After pulling herself together, she notices the money on the floor, picks it up, walks out of the hotel and walks down the street into an uncertain future.

==Cast==
- Laia Costa as Victoria
- Frederick Lau as Sonne
- Franz Rogowski as Boxer
- Max Mauff as Fuß
- Burak Yiğit as Blinker
- André Hennicke as Andi

==Production==
The film was shot in a single long take by Sturla Brandth Grøvlen from 4:30 to 7:00 A.M. on 27 April 2014 in the Kreuzberg and Mitte neighborhoods of Berlin. The script consisted of 12 pages, with most of the dialogue being improvised.

To get financiers onboard, director Sebastian Schipper promised to deliver a version using traditional shot cutting as “plan B” if he couldn't achieve the final product in a true single take. The cut version was filmed first, over 10 days, as a series of 10-minute takes, so that Schipper would have a completed film even if the one-take version failed. Schipper has characterised the cut version as “not good”. The budget permitted only three attempts at the one-take version. According to Schipper, the first attempt was dull because the actors were too cautious, being afraid to make mistakes; the second attempt was the opposite, as the actors went “crazy”. Schipper says he became “angry” and “terrified” after seeing the second take and realizing he had only one chance left; in a subsequent meeting, he gave the cast a “hairdryer speech ... [it] was not a meeting that ended in hugs and 'good talk.' It was crazy. But the tension was built on knowing we wanted the same thing”. Schipper believes the final attempt was successful because there was an element of “aggression” missing from the other versions.

==Soundtrack==
The score was composed and produced by Nils Frahm; an album version of the soundtrack was released on 12 June 2015.

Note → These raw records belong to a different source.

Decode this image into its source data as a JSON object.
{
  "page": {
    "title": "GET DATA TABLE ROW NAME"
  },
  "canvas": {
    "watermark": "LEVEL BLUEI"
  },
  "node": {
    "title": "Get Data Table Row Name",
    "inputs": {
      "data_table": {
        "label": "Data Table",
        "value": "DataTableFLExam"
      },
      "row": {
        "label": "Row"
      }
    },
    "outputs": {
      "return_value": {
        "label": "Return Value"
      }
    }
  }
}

| No. | Title | Performed by | Length |
|---|---|---|---|
| 1. | "Burn With Me (Victoria Edit)" | DJ Koze | 5:18 |
| 2. | "Our Own Roof" | Nils Frahm | 5:18 |
| 3. | "A Stolen Car" | Nils Frahm | 4:44 |
| 4. | "In The Parking Garage" | Nils Frahm | 4:55 |
| 5. | "Them" | Nils Frahm | 4:00 |
| 6. | "The Bank" | Nils Frahm | 7:18 |
| 7. | "The Shooting" | Nils Frahm | 4:50 |
| 8. | "Nobody Knows Who You Are" | Nils Frahm | 2:48 |
| 9. | "Pendulum" | Nils Frahm | 2:41 |
| 10. | "Happy New Fear (Bonus track)" | Deichkind | 2:32 |
| 11. | "Marilyn Whirlwind (Bonus track)" | DJ Koze | 7:12 |

==Reception==

===Critical response===
On Rotten Tomatoes, the film has a rating of 82%, based on 124 reviews, with an average rating of 7.6/10. The website's critical consensus states: "Victorias single-take production is undeniably impressive, but it's also an effective drama in its own right – and one that juggles its tonal shifts as deftly as its technical complexities." On Metacritic, the film has a weighted average score of 77 out of 100, based on 27 critics, indicating "generally favorable reviews".

The Hollywood Reporter described the film as a "kinetic, frenetic, sense-swamping rollercoaster ride" but said the plot was somewhat implausible. Variety reviewed the film well, calling it "suffused with a surprising degree of grace and emotional authenticity."

===Accolades===
At the German Film Award 2015, Victoria received the awards for Best Fiction Film, Direction, Actress in a Leading Role (Costa), Actor in a Leading Role (Lau), Cinematography and Music. It was also nominated for Best Sound Design.

It screened in the main competition section of the 65th Berlin International Film Festival where the film's cinematographer Sturla Brandth Grøvlen won a Silver Bear for Outstanding Artistic Contribution for Cinematography. It was selected for the Special Presentations section of the 2015 Toronto International Film Festival. It was one of eight films shortlisted by Germany to be its submission for the Academy Award for Best Foreign Language Film at the 88th Academy Awards. However, it lost out to Labyrinth of Lies, after it was disqualified by the Academy because of its high percentage of English dialogue. In 2017, Laia Costa was nominated for an EE Rising Star Award for her performance in the film at the 70th British Academy Film Awards.